In »Lichtspiel« entwickelt Daniel Kehlmann das Portrait eines Künstlers unter dem Druck der nationalsozialistischen Diktatur. Dies geschieht völlig plausibel, Schritt für Schritt, aus dem Innern der Figur heraus, und das ist die große Kunst an dem Roman. Wenn Ulrich Noethen einem vorliest, spürt man förmlich den Sog des Schicksals. Und die Notwendigkeit auszublenden. »Konnte man entscheiden, es sich eingebildet zu haben?« ist so ein Satz, der dafür steht und »Dort, wo er in seinem Kopf sonst zu sich sprach, war nur dumpfes Schweigen.«

Für ihn ein Spaziergang.
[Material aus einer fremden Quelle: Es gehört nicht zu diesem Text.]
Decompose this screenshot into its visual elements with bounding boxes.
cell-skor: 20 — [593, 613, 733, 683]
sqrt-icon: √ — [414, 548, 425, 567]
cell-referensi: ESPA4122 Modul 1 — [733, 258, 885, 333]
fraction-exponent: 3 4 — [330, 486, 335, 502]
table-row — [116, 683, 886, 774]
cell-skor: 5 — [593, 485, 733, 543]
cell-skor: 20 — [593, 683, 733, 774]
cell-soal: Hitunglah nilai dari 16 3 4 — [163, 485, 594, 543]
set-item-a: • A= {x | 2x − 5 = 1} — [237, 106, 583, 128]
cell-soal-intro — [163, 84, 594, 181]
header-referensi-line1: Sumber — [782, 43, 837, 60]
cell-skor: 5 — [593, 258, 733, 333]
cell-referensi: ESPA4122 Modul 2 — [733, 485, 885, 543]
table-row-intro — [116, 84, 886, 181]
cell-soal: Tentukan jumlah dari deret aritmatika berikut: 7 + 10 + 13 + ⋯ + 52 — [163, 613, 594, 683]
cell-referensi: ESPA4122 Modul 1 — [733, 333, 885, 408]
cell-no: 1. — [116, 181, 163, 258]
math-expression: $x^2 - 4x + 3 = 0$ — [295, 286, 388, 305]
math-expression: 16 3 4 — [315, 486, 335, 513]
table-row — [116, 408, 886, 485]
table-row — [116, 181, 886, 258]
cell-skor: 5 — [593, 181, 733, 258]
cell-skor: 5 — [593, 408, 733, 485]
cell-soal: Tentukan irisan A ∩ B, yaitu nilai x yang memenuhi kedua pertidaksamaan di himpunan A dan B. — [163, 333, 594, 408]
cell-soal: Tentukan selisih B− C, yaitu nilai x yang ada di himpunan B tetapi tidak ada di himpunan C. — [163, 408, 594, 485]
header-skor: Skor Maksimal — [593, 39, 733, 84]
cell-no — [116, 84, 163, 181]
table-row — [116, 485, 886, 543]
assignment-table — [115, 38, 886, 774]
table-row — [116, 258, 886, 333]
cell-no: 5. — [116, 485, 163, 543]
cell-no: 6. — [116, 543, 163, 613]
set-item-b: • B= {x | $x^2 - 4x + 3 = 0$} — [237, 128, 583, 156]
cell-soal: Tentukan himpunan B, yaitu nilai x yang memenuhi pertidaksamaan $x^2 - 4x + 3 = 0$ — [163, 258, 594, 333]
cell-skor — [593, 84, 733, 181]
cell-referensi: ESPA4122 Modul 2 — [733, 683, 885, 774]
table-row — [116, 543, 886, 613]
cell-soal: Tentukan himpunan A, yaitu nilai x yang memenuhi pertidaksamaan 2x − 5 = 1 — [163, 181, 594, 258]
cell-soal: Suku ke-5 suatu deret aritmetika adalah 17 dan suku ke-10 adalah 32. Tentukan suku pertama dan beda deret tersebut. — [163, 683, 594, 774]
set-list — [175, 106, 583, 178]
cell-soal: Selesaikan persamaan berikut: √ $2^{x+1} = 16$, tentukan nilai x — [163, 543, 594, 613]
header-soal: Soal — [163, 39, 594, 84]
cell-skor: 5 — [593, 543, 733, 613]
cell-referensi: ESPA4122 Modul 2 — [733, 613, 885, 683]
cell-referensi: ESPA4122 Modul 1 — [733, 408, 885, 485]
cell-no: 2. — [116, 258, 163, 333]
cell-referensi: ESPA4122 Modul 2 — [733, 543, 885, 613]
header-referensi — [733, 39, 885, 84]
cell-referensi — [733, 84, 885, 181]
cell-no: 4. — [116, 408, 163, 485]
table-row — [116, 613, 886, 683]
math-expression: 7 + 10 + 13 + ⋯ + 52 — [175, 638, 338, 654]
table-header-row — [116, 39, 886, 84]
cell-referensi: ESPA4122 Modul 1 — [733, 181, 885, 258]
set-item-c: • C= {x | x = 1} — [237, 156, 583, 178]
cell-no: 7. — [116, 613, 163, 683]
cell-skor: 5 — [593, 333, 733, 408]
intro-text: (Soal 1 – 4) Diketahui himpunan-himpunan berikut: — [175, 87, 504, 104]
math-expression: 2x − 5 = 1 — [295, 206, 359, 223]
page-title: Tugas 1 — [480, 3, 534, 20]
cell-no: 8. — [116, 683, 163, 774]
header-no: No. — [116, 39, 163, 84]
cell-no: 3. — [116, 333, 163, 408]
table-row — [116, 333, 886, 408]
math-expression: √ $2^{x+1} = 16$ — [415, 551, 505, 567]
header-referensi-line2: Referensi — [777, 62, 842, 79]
Daniel Kehlmann auf der Buchmesse Frankfurt 2023

Obwohl Kehlmann in Interviews betont, dass er mit der »umgekehrten Immigrationsgeschichte« des österreichischen Regisseurs GW Pabst keine Parallelen zur Gegenwart schaffen wollte, streitet er nicht ab, dass sich diese nebenbei eröffnen. Die Denk- und v.a. Sprechverbote, die den Handelnden Druck machen, tun dies implizit und entwickeln, eher leise, eine Eigendynamik, die schließlich in die Verneblung von Amnesie und Demenz führen: »Dieser Film wurde nie gedreht.« Man ahnt, dass es eine andere Wahrheit gibt.

Daniel Kehlmann, Lichtspiel. Roman. Hörbuch ungekürzt. Sprecher: Ulrich Noethen. Argon Verlag AVE. Dauer: 12 Stunden 19 Minuten. Erschienen am 10.12.23.